Vagus nerve stimulation: analysis of device parameters in 154 patients during the long-term XE5 study.

PURPOSE: To determine the effect of changes in device settings and duty cycle (on and off times) on the efficacy of vagus nerve stimulation (VNS) for refractory epilepsy. In the long-term XE5 study of VNS for intractable epilepsy, the median reduction in seizure frequency improved significantly after 1 year of follow-up. A central question is whether device changes improve efficacy. We analyzed the effects of device parameter changes on seizure frequency in 154 subjects who completed the study and who had complete data for analysis. METHODS: Retrospective analysis of device changes during the XE5 long-term study of VNS. During the XE5 long-term follow-up study, the subject's device settings were modified within a Food and Drug Administration (FDA)-approved range of output current, pulse duration, frequency, on time, and off time. Significant changes in device settings occurred after 3 months. We investigated the relationship between percentage reduction in seizures and changes in device parameters between the 3- and 12-month visits. Within-group comparisons were performed for those who continued on standard on/off cycle of 30 s on and 5 min off, and those with the most common off times of 3, 1.8, and < 1.1 min. RESULTS: Output current, pulse duration, frequency, and off time changed significantly between the 3- and 12-month long-term follow-ups. For the group as a whole, changes in device settings were not correlated with an improvement in efficacy. However, a significant improvement in efficacy occurred in a subgroup whose off time was reduced to < or = 1.1 min. In this group, the median reduction in seizures improved from 21% before the change in off time, to 39% after the change in off time (Wilcoxon Signed-Rank, p = 0.011). The responder rate (> 50% reduction in seizures) also significantly improved from 19 to 35% (McNemar's test, p = 0.046). CONCLUSIONS: The data from this retrospective analysis indicate that device changes were not the primary determinant of increased efficacy at 12 months of long-term follow-up. In general, patients who remained on the original settings of 30 s on and 5 min off continued to respond or improve in their response over the 1-year period. However, some patients may benefit from reductions in off time (increases in duty cycle). In a subgroup initially resistant to VNS, a change in off time to < or = 1.1 min off did result in significant improvements in efficacy.

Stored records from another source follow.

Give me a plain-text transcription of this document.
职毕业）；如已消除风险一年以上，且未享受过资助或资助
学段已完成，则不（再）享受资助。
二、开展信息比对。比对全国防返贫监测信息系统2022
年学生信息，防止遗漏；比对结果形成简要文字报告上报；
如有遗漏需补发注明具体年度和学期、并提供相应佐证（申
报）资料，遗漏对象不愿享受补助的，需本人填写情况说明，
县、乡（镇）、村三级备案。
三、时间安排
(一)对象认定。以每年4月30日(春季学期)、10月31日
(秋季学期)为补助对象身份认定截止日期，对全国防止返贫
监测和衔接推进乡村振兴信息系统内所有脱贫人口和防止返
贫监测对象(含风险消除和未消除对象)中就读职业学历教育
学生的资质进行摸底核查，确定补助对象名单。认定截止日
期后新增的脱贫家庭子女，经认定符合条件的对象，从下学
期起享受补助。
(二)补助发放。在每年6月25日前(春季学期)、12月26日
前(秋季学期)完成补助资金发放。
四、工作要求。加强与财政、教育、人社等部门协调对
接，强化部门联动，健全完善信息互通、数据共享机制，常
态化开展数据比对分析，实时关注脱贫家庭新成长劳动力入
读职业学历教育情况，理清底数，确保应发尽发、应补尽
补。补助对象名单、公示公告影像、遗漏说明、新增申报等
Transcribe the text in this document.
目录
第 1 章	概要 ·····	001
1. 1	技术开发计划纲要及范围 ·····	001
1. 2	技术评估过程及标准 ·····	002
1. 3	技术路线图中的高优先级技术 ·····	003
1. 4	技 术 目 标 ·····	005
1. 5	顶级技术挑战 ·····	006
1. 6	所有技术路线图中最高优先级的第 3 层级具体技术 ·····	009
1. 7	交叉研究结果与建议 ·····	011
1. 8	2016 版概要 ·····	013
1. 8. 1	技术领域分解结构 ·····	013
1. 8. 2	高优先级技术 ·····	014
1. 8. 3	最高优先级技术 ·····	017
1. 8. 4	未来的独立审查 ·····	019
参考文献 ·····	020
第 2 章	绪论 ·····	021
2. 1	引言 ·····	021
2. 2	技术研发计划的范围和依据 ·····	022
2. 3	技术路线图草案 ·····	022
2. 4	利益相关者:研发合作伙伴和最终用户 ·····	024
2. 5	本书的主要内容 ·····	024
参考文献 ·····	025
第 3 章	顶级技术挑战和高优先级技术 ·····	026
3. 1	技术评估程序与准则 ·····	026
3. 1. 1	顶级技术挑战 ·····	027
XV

Vagal nerve stimulation does not unkindle seizures.

The purpose of this study was to investigate a mechanism of action for the effect of vagal nerve stimulation on reducing seizures in patients with complex partial epilepsy. The hypothesis tested was that vagal nerve stimulation has an antikindling effect on epilepsy. The databases of two large clinical trials (E03, E05) were accessed, and statistical methods were applied using logarithmic transforms and regression analysis. Two parameters--duration of a patient's epilepsy before entering the clinical trial and the patient's seizure density before entering the clinical trial--were used as markers of subsequent seizure control during vagal nerve stimulation. In general, there was not a good fit to the regression lines, and the slope of the lines did not conform to the hypothesis. The hypothesis that vagal nerve stimulation may unkindle epileptic seizures was not supported.